Моя мать нарисовала точно такую бабочку на листочке, который хранила в книжке Кэрролла. Самое странное – рядом она набросала портрет Алисы, по иллюстрациям к «Стране Чудес». Каким-то образом – в ее представлении – они были связаны. Я потеряла мамин рисунок во время своих многочисленных переездов. Поэтому, когда я увидела точно такую бабочку вживую, я просто обязана была запечатлеть ее при помощи фотоаппарата.
Вздохнув, я заложила фотографией книжку. Миссис Бансби очень нравился этот снимок. Она говорила, что у меня талант и что если я буду совершенствоваться, она подарит мне фотоаппарат своего покойного мужа и его книги, по которым можно учиться фотографии. Миссис Бансби была одной из немногих взрослых, которые верили в меня и не осуждали. Но если бы миссис Бансби знала, что, по моему мнению, эта самая бабочка сыграла некую роль в жизни моей матери, она – как мои учителя и предыдущие опекуны – решила бы, что у меня слишком бурное воображение. Я почитала книги в библиотеке и выяснила, что бабочки, в лучшем случае, живут несколько месяцев. Уж никак не десятки лет.

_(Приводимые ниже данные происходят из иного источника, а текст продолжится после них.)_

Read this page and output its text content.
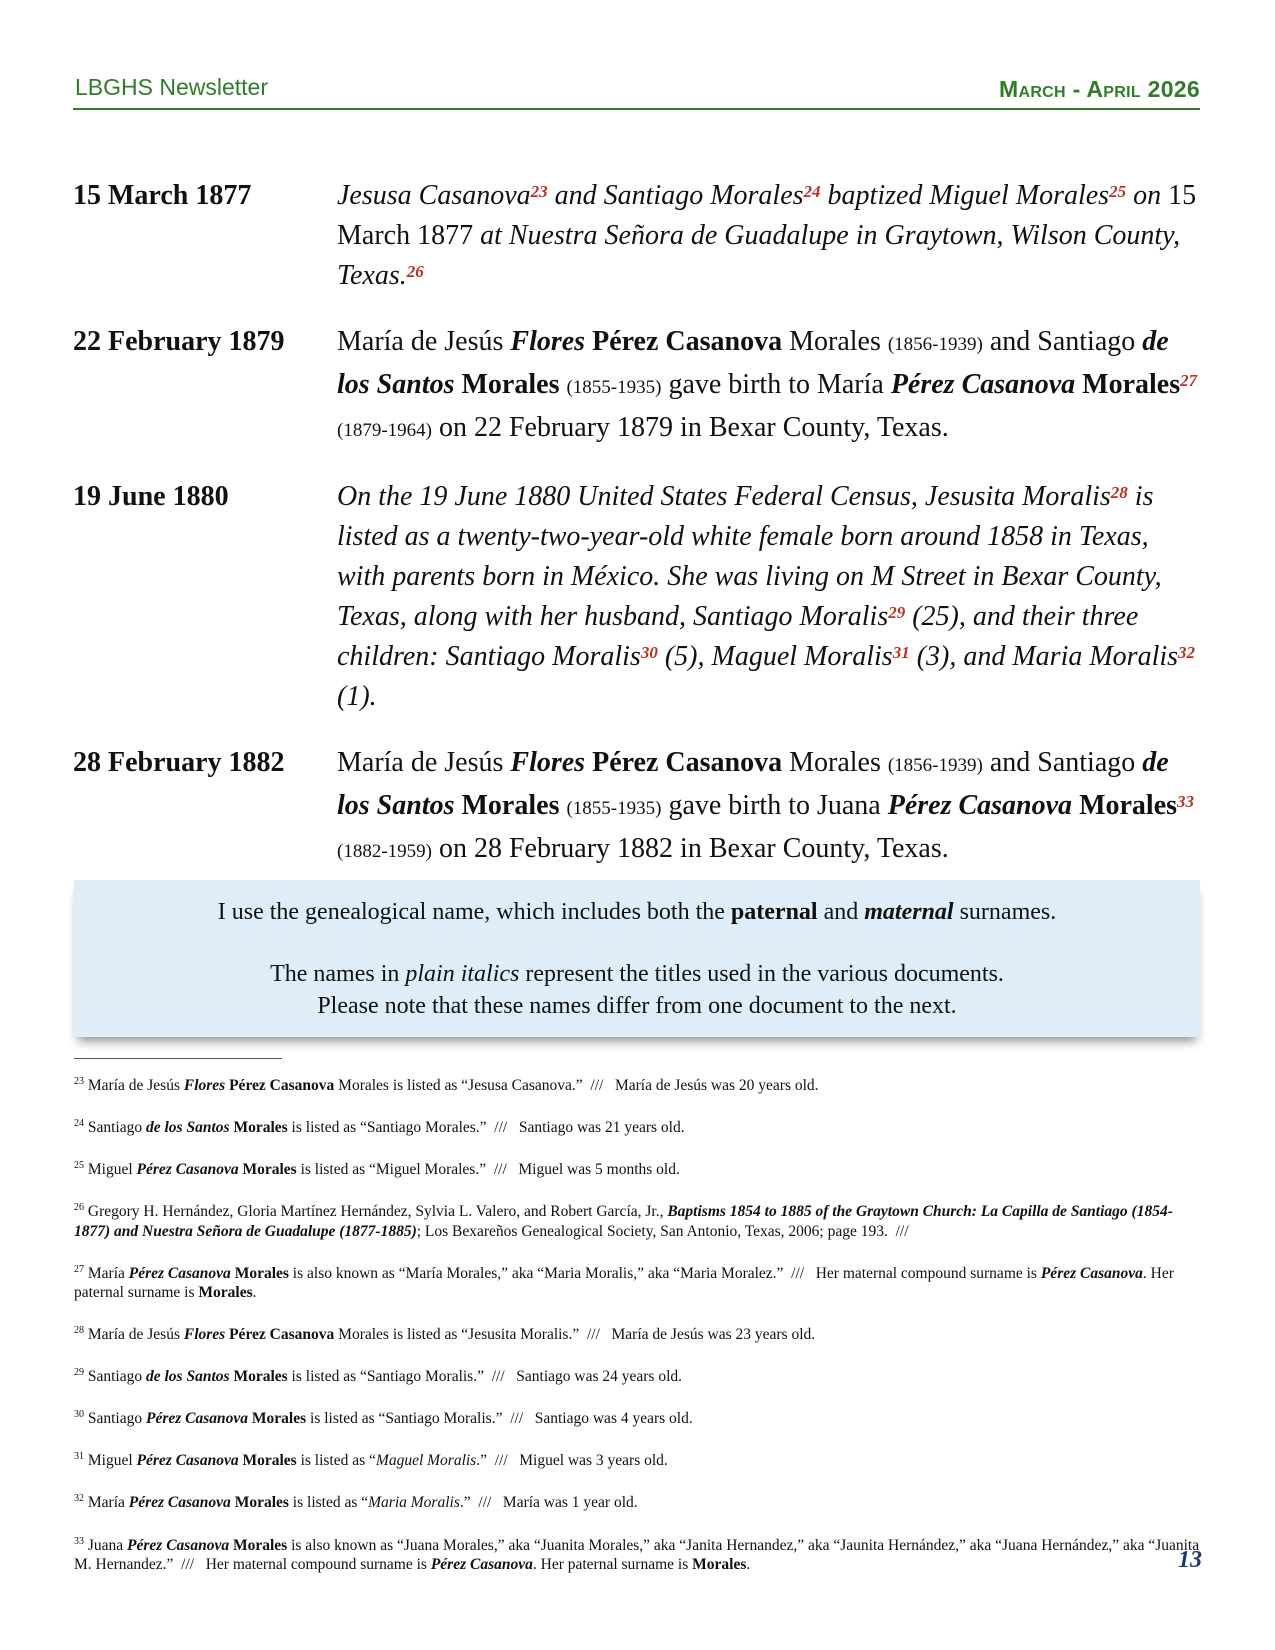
LBGHS Newsletter	March - April 2026
15 March 1877	Jesusa Casanova$^{23}$ and Santiago Morales$^{24}$ baptized Miguel Morales$^{25}$ on 15 March 1877 at Nuestra Señora de Guadalupe in Graytown, Wilson County, Texas.$^{26}$
22 February 1879 María de Jesús Flores Pérez Casanova Morales (1856-1939) and Santiago de los Santos Morales (1855-1935) gave birth to María Pérez Casanova Morales$^{27}$ (1879-1964) on 22 February 1879 in Bexar County, Texas.
19 June 1880	On the 19 June 1880 United States Federal Census, Jesusita Moralis$^{28}$ is listed as a twenty-two-year-old white female born around 1858 in Texas, with parents born in México. She was living on M Street in Bexar County, Texas, along with her husband, Santiago Moralis$^{29}$ (25), and their three children: Santiago Moralis$^{30}$ (5), Maguel Moralis$^{31}$ (3), and Maria Moralis$^{32}$ (1).
28 February 1882 María de Jesús Flores Pérez Casanova Morales (1856-1939) and Santiago de los Santos Morales (1855-1935) gave birth to Juana Pérez Casanova Morales$^{33}$ (1882-1959) on 28 February 1882 in Bexar County, Texas.

I use the genealogical name, which includes both the paternal and maternal surnames.

The names in plain italics represent the titles used in the various documents.

Please note that these names differ from one document to the next.

$^{23}$ María de Jesús Flores Pérez Casanova Morales is listed as “Jesusa Casanova.”  ///   María de Jesús was 20 years old.

$^{24}$ Santiago de los Santos Morales is listed as “Santiago Morales.”  ///   Santiago was 21 years old.

$^{25}$ Miguel Pérez Casanova Morales is listed as “Miguel Morales.”  ///   Miguel was 5 months old.

$^{26}$ Gregory H. Hernández, Gloria Martínez Hernández, Sylvia L. Valero, and Robert García, Jr., Baptisms 1854 to 1885 of the Graytown Church: La Capilla de Santiago (1854-1877) and Nuestra Señora de Guadalupe (1877-1885); Los Bexareños Genealogical Society, San Antonio, Texas, 2006; page 193.  ///

$^{27}$ María Pérez Casanova Morales is also known as “María Morales,” aka “Maria Moralis,” aka “Maria Moralez.”  ///   Her maternal compound surname is Pérez Casanova. Her paternal surname is Morales.

$^{28}$ María de Jesús Flores Pérez Casanova Morales is listed as “Jesusita Moralis.”  ///   María de Jesús was 23 years old.

$^{29}$ Santiago de los Santos Morales is listed as “Santiago Moralis.”  ///   Santiago was 24 years old.

$^{30}$ Santiago Pérez Casanova Morales is listed as “Santiago Moralis.”  ///   Santiago was 4 years old.

$^{31}$ Miguel Pérez Casanova Morales is listed as “Maguel Moralis.”  ///   Miguel was 3 years old.

$^{32}$ María Pérez Casanova Morales is listed as “Maria Moralis.”  ///   María was 1 year old.

$^{33}$ Juana Pérez Casanova Morales is also known as “Juana Morales,” aka “Juanita Morales,” aka “Janita Hernandez,” aka “Jaunita Hernández,” aka “Juana Hernández,” aka “Juanita M. Hernandez.”  ///   Her maternal compound surname is Pérez Casanova. Her paternal surname is Morales.	13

При мысли об этом мне даже становилось не по себе. Но я чувствовала себя особенной, как и моя мама; где-то кому-то я была нужна – настолько, что он за мной наблюдал. Я не впервые ощущала, что насекомые и растения как будто тянутся ко мне. Они никогда не вели себя так с другими людьми. Я слышала их голоса с тех самых пор, как у меня начались месячные – год назад (мне тогда было неполных двенадцать). Но я знала, что не следует делиться этим, чтобы не оказаться в психушке, как мама.
У меня заурчало в животе, и я вдавила кулак себе под ребра. Сегодня миссис Бансби готовила запеканку из маринованной свеклы и тофу. При одной мысли об этом мой язык взмолился о пощаде. Приходилось растягивать свои лакомства как можно дольше. Рядом со мной лежал пакетик арахисового печенья, который я приберегла от завтрака. Я сунула печенье в рот и принялась жевать. Крошки упали на картинку с изображением Алисы, убегавшей от карточных стражей в надежде сохранить голову на плечах. Я стряхнула остатки печенья со страницы себе на ногу.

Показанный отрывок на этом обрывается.